A second similar incident happened a
few months later: again, I was cleaning the house, and this time an ambulance
arrived and took me to St. Mary’s hospital. There, they tied a heavy weight on
to my arm, and lay me face down on a bed, with my arm hanging towards the floor,
and suffering from excruciating pain. I kept shouting for someone to come and
rescue me from this hospital-imposed terror, and eventually, after some hours
of this, I was released and a doctor was found willing to try to restore the
joint to normality by orthodox methods.
I have never had a high opinion of St
Mary’s Hospital since that agonizing experience, and today I use the Jewish General
as my hospital of last resource. I was
recently diagnosed with lung cancer.
Working through my family clinic, I was promised a visit with a specialist
at a date that would have meant four months had elapsed between diagnosis and
treatment by a specialist. I decided to cut it short, turned up at the Jewish General
emergency room at 7 am one Tuesday, had given blood by 7.30, had an x-ray by
9.00, a scan by midday, and was being examined by a specialist by 3 pm.

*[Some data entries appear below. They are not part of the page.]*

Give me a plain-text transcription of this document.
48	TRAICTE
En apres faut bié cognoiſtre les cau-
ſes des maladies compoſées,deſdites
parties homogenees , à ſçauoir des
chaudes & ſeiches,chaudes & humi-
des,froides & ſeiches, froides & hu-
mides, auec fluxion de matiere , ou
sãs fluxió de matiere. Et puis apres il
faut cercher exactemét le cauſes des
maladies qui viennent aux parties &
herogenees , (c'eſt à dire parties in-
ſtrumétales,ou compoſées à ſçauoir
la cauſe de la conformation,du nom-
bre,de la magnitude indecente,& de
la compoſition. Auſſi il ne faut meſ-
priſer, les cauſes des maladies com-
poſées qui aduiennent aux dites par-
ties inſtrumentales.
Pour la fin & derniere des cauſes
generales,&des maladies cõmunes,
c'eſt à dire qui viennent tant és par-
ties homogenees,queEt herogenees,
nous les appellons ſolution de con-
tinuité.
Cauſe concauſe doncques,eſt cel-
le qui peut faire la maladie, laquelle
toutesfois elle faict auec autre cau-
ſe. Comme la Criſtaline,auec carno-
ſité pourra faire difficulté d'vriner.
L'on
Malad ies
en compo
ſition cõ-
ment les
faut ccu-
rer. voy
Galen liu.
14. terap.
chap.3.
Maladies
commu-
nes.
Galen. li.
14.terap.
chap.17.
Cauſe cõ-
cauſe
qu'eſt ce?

I have been a patient at that
hospital ever since, and am in admiration of it, for its widely-praised employment
policies, its extraordinary range of specialists available on almost every
medical subject under the sun, and its regular, efficient operation.
I may be coming towards the end of my
time. But I am comforted by being in the care of the Jewish General, and its
United Nations staff, drawn from around the world.